Tibet: Lowest Level of Freedom According to Freedom House Survey

US-based Freedom House has announced that Tibet is among the two worst-rated territories for the 2004-2005 period, in terms of respect for political rights and civil liberties

The US-based Freedom House has announced that Tibet is among the two “worst-rated territories” for the 2004-2005 period, in terms of respect for political rights and civil liberties.

In its annual survey of global freedom, "Freedom in the World," released in New York on December 19, 2005, Freedom House said, “There are two worst-rated territories: Tibet (under Chinese jurisdiction) and Chechnya, where an indigenous Islamic population is engaged in a brutal guerrilla war for independence from Russia.”

“The Ratings reflect global events from December 1, 2004 through November 30, 2005,” a Freedom House Press Statement said.

According to the survey, 89 countries are Free, the same as the previous year. These countries’ nearly 3 billion inhabitants (46 percent of the world's population) enjoy open political competition, a climate of respect for civil liberties, significant independent civic life, and independent media. Another 58 countries representing 1.2 billion people (18 percent) are considered Partly Free.

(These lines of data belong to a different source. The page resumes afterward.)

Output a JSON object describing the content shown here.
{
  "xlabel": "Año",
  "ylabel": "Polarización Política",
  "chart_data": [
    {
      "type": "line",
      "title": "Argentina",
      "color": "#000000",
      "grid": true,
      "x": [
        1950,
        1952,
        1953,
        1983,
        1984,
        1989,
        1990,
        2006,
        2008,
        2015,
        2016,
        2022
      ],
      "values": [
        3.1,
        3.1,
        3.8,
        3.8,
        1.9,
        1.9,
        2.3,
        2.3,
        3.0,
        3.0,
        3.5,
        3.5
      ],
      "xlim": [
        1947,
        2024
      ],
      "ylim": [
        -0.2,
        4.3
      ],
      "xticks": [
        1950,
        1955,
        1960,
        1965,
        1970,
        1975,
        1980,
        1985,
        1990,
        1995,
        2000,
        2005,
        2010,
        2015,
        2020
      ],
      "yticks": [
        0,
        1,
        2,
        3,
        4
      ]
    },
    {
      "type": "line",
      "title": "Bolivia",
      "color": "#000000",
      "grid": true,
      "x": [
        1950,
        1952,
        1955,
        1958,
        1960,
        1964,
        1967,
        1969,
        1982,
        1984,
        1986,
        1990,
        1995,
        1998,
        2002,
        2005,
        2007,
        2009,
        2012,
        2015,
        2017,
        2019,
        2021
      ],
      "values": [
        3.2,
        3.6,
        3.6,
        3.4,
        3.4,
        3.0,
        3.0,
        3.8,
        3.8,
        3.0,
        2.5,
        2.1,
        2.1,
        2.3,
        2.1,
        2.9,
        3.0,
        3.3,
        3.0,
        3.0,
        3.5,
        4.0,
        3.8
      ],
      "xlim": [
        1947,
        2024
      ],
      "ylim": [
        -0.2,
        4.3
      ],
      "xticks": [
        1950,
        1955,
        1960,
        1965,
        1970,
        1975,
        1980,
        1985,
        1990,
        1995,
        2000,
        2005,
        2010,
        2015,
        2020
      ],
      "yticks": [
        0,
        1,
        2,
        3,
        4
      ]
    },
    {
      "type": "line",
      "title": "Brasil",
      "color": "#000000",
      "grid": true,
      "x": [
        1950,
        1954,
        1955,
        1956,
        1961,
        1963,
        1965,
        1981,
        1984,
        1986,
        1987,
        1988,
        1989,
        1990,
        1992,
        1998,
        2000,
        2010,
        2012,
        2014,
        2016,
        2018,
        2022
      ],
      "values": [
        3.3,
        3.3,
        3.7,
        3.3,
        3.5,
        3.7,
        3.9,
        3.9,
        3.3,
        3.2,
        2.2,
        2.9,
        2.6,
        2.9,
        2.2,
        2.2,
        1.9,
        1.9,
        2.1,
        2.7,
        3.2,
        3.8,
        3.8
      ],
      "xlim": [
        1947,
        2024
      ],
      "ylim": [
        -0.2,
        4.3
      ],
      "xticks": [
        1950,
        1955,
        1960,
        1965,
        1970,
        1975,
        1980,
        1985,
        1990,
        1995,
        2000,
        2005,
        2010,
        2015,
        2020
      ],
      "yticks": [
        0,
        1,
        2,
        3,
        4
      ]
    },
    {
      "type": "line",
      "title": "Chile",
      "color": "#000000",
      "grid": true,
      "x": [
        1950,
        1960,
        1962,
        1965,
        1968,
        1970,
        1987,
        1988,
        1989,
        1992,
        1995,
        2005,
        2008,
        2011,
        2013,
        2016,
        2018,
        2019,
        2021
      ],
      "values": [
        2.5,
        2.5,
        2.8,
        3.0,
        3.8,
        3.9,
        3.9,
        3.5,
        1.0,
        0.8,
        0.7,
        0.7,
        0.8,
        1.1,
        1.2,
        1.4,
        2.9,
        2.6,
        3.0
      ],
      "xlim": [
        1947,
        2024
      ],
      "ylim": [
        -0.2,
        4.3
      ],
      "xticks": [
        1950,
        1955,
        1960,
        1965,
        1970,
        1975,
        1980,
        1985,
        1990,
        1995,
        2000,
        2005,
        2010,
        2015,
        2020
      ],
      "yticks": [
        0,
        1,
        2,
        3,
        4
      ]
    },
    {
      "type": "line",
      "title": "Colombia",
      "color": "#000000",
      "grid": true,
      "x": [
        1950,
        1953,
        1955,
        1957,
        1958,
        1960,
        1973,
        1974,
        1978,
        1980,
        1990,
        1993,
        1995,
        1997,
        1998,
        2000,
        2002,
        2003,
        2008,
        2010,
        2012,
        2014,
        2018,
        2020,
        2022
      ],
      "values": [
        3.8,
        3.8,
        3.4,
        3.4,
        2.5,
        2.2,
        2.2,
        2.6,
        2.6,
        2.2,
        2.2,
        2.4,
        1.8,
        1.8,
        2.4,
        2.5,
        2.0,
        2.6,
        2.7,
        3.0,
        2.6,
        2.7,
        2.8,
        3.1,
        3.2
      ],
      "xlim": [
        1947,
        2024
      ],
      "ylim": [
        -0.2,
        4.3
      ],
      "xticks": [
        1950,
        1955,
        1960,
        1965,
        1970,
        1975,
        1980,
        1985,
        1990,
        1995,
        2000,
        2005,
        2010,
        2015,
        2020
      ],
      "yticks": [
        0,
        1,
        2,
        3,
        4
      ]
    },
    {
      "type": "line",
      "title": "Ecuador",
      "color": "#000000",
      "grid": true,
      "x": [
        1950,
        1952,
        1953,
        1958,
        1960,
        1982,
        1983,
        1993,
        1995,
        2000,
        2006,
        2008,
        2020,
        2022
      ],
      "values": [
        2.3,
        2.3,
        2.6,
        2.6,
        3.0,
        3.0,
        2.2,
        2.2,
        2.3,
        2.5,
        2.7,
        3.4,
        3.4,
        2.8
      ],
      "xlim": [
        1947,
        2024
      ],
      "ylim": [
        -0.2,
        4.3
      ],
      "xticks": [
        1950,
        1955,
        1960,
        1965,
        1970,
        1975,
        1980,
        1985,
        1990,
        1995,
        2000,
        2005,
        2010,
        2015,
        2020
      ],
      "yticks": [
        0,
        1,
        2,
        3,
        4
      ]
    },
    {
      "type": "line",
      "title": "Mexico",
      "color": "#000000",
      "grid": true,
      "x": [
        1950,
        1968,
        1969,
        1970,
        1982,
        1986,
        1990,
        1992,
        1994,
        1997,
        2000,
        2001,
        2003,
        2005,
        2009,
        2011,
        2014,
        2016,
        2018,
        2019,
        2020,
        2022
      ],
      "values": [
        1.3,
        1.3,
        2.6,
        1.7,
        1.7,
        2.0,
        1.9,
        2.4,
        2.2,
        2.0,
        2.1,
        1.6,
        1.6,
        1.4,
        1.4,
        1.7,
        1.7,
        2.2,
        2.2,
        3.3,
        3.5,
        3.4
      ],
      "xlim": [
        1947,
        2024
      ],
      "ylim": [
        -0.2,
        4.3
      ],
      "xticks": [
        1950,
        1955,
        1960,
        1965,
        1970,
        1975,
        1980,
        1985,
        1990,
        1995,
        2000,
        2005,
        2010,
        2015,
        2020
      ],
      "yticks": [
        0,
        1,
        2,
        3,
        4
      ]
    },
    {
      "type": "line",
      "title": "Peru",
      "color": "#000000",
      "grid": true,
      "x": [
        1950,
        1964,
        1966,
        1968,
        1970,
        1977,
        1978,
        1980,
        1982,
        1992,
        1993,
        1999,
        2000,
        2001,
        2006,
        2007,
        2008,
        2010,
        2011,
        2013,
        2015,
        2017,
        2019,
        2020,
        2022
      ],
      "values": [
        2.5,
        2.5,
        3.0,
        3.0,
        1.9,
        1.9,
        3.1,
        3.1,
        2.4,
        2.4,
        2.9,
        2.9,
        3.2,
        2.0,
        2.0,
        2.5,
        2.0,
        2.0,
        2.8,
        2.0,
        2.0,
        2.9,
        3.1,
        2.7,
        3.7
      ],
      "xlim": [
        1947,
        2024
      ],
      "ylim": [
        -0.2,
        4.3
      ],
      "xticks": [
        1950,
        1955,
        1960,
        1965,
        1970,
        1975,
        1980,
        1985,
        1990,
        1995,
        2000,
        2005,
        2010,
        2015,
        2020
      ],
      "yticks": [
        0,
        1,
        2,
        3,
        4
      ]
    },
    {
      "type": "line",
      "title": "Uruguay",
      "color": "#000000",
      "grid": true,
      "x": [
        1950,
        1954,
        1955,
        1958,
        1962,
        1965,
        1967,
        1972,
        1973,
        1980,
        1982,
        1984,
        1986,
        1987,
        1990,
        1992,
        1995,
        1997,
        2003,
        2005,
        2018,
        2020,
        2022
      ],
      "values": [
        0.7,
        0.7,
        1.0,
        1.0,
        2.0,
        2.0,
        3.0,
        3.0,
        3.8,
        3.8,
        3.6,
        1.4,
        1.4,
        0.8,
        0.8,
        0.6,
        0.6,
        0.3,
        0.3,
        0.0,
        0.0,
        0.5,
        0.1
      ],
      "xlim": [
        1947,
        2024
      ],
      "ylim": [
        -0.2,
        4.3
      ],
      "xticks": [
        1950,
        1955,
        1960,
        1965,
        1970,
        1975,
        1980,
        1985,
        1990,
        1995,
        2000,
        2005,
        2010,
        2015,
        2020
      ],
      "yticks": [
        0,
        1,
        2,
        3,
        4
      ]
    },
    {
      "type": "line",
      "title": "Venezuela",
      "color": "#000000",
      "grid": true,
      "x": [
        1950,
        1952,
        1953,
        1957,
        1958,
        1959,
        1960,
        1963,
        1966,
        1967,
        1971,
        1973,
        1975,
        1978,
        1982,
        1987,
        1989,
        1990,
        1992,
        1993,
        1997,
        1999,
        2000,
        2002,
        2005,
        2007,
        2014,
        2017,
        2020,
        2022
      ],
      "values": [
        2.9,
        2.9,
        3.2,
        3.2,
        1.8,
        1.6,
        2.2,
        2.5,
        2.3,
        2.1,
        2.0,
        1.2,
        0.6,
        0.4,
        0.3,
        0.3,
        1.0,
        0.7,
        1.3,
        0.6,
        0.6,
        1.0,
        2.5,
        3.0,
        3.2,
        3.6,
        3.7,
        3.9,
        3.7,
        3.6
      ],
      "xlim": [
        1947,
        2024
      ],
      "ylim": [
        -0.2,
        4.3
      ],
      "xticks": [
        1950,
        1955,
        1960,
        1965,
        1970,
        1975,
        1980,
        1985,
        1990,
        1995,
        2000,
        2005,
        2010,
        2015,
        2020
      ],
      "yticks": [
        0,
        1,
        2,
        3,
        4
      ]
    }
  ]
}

Political rights and civil liberties are more limited in these countries, in which the norm may be corruption, weak rule of law, ethnic and religious strife, and a setting in which a single political party enjoys dominance. The survey finds that 45 countries are Not Free. The 2.3 billion inhabitants (35 percent) of these countries are widely and systematically denied basic civil liberties and basic political rights are absent.

Since 1972, Freedom House has published an annual assessment of the state of freedom in all countries (and select territories), now known as Freedom in the World. Individual countries are evaluated based on a checklist of questions on political rights and civil liberties that are derived in large measure from the Universal Declaration of Human Rights. Each country is assigned a rating for political rights and a rating for civil liberties based on a scale of 1 to 7, with 1 representing the highest degree of freedom present and seven the lowest level of freedom. The combined average of each country’s political rights and civil liberties ratings determines an overall status of Free, Partly Free, or Not Free.

China’s rating in this year’s survey is “Not Free.” It scored 7 in the field of political rights and 6 in the field of civil liberties. Tibet is listed under “Disputed Territories” and its freedom rating is "Not Free." Tibet scored 7 in political rights and 7 in civil liberties, making it as the region having the lowest level of freedom.

Freedom House says the ratings are “not only assessments of the conduct of governments, but are intended to reflect the reality of daily life.”

In Asia, 16 of the region's 39 countries are Free (41 percent), 12 are Partly Free (31 percent), and 11 are Not Free (28 percent). A solid majority of the region's countries, 23, are in the ranks of electoral democracies.

Freedom House is a non-profit, non-partisan organization and is led by a Board of Trustees composed of leading Democrats, Republicans, and independents; business and labor leaders; former senior government officials; scholars; writers; and journalists.

The full survey report can be viewed at www.freedomhouse.org.